🤖 AI Summary
This work addresses the limitation of existing large language model (LLM)-based recommendation approaches, which typically rely on a single latent vector to represent user intent and thus fail to capture the multifaceted nature of user preferences. To overcome this, we propose FLR, a factorized disentangled latent reasoning framework that introduces, for the first time in LLM-based recommendation, a multi-factor attention mechanism. This mechanism decomposes implicit user reasoning into multiple independent preference factors, which are disentangled through orthogonality, sparsity, and attention diversity regularization. Furthermore, we design a group-relative policy optimization strategy within a reinforcement learning paradigm to align the semantic meanings of these factors in latent space. Extensive experiments demonstrate that FLR significantly outperforms strong baselines across multiple benchmark datasets while simultaneously enhancing recommendation robustness and interpretability.
📝 Abstract
Large language models (LLMs) have recently been adopted for recommendation by framing user preference modeling as a language generation problem.
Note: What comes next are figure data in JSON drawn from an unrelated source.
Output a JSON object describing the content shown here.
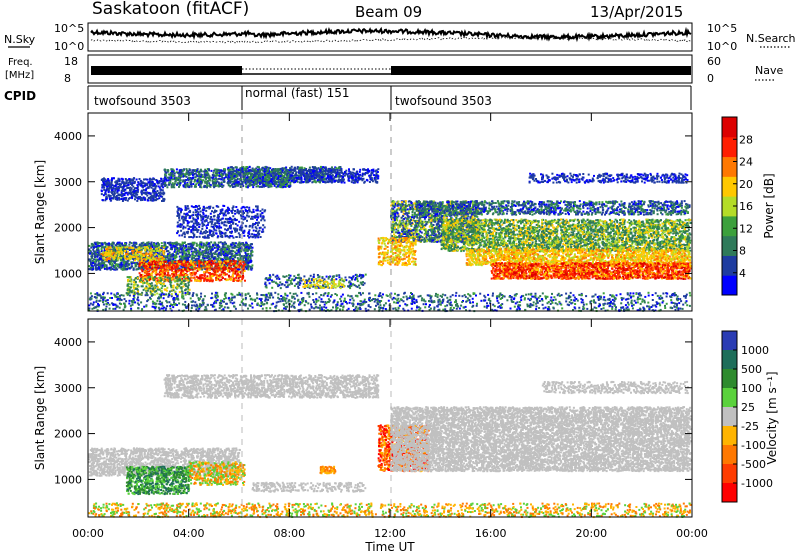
{
  "header": {
    "station": "Saskatoon (fitACF)",
    "beam": "Beam 09",
    "date": "13/Apr/2015"
  },
  "noise_panel": {
    "left_label": "N.Sky",
    "right_label": "N.Search",
    "left_ticks": [
      "10^5",
      "10^0"
    ],
    "right_ticks": [
      "10^5",
      "10^0"
    ]
  },
  "freq_panel": {
    "left_label_line1": "Freq.",
    "left_label_line2": "[MHz]",
    "right_label": "Nave",
    "left_ticks": [
      "18",
      "8"
    ],
    "right_ticks": [
      "60",
      "0"
    ]
  },
  "cpid_panel": {
    "label": "CPID",
    "modes": [
      {
        "name": "twofsound 3503"
      },
      {
        "name": "normal (fast) 151"
      },
      {
        "name": "twofsound 3503"
      }
    ]
  },
  "colors": {
    "power_scale": [
      "#0000ff",
      "#1e3ca0",
      "#2f7a5a",
      "#3ca03c",
      "#b4dc28",
      "#ffc800",
      "#ff7800",
      "#ff1e00",
      "#dc0000"
    ],
    "velocity_scale": [
      "#2a3cb4",
      "#1e6e5a",
      "#2e8b2e",
      "#5ad23c",
      "#c0c0c0",
      "#ffb400",
      "#ff7800",
      "#ff3c00",
      "#ff0000"
    ]
  },
  "chart_data": [
    {
      "type": "heatmap",
      "name": "power",
      "ylabel": "Slant Range [km]",
      "xlim": [
        "00:00",
        "24:00"
      ],
      "ylim": [
        180,
        4500
      ],
      "yticks": [
        1000,
        2000,
        3000,
        4000
      ],
      "colorbar_label": "Power [dB]",
      "colorbar_ticks": [
        4,
        8,
        12,
        16,
        20,
        24,
        28
      ],
      "colorbar_range": [
        0,
        32
      ]
    },
    {
      "type": "heatmap",
      "name": "velocity",
      "ylabel": "Slant Range [km]",
      "xlabel": "Time UT",
      "xticks": [
        "00:00",
        "04:00",
        "08:00",
        "12:00",
        "16:00",
        "20:00",
        "00:00"
      ],
      "xlim": [
        "00:00",
        "24:00"
      ],
      "ylim": [
        180,
        4500
      ],
      "yticks": [
        1000,
        2000,
        3000,
        4000
      ],
      "colorbar_label": "Velocity [m s⁻¹]",
      "colorbar_ticks": [
        "-1000",
        "-500",
        "-100",
        "-25",
        "25",
        "100",
        "500",
        "1000"
      ]
    }
  ]
}
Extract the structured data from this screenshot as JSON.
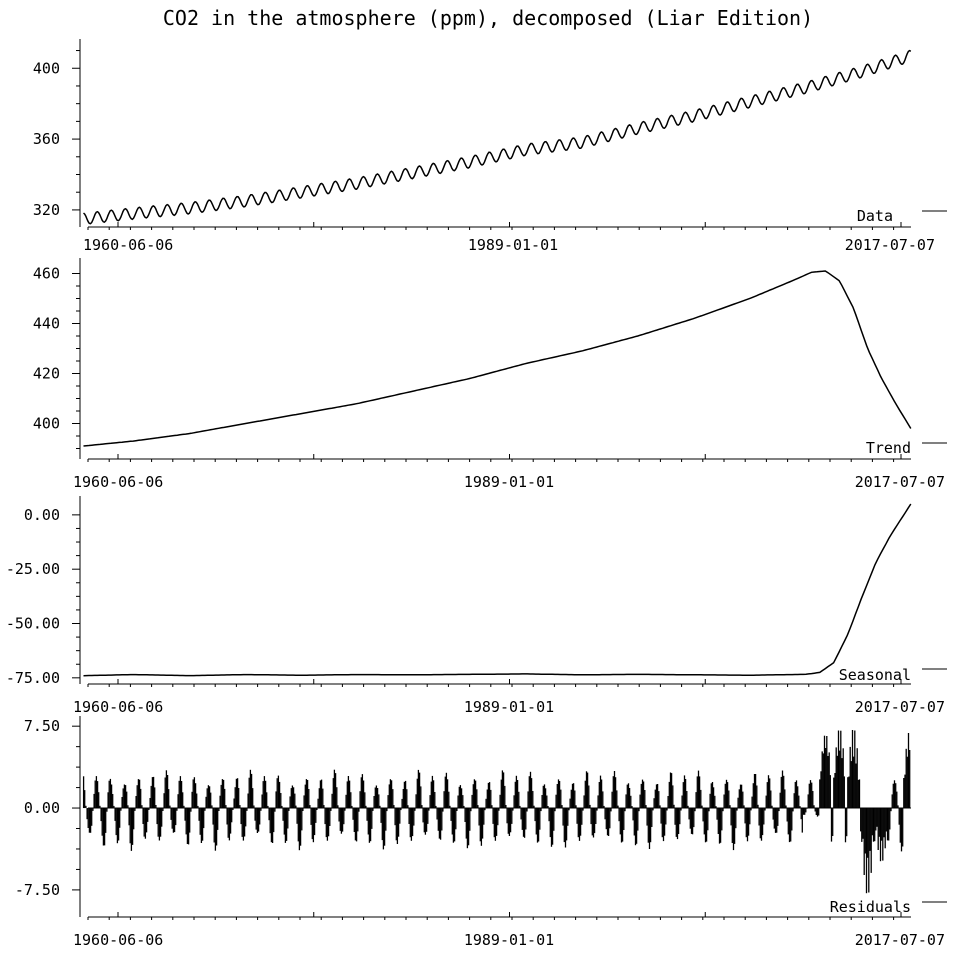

However, existing latent reasoning approaches typically represent user intent with a single latent vector, which struggles to capture the inherently multi-faceted nature of user preferences. We propose Factorized Latent Reasoning (FLR), a novel framework for LLM-based sequential recommendation that decomposes latent reasoning into multiple disentangled preference factors. FLR introduces a lightweight multi-factor attention module that iteratively refines a latent thought representation, where each factor attends to distinct aspects of the user's interaction history. To encourage diversity and specialization, we design orthogonality, attention diversity, and sparsity regularization objectives, and dynamically aggregate factor contributions for the final prediction. We further integrate FLR with an efficient reinforcement learning strategy based on group-relative policy optimization, enabling stable alignment directly in the latent reasoning space. Experiments on multiple benchmarks show that FLR consistently outperforms strong baselines while improving robustness and interpretability.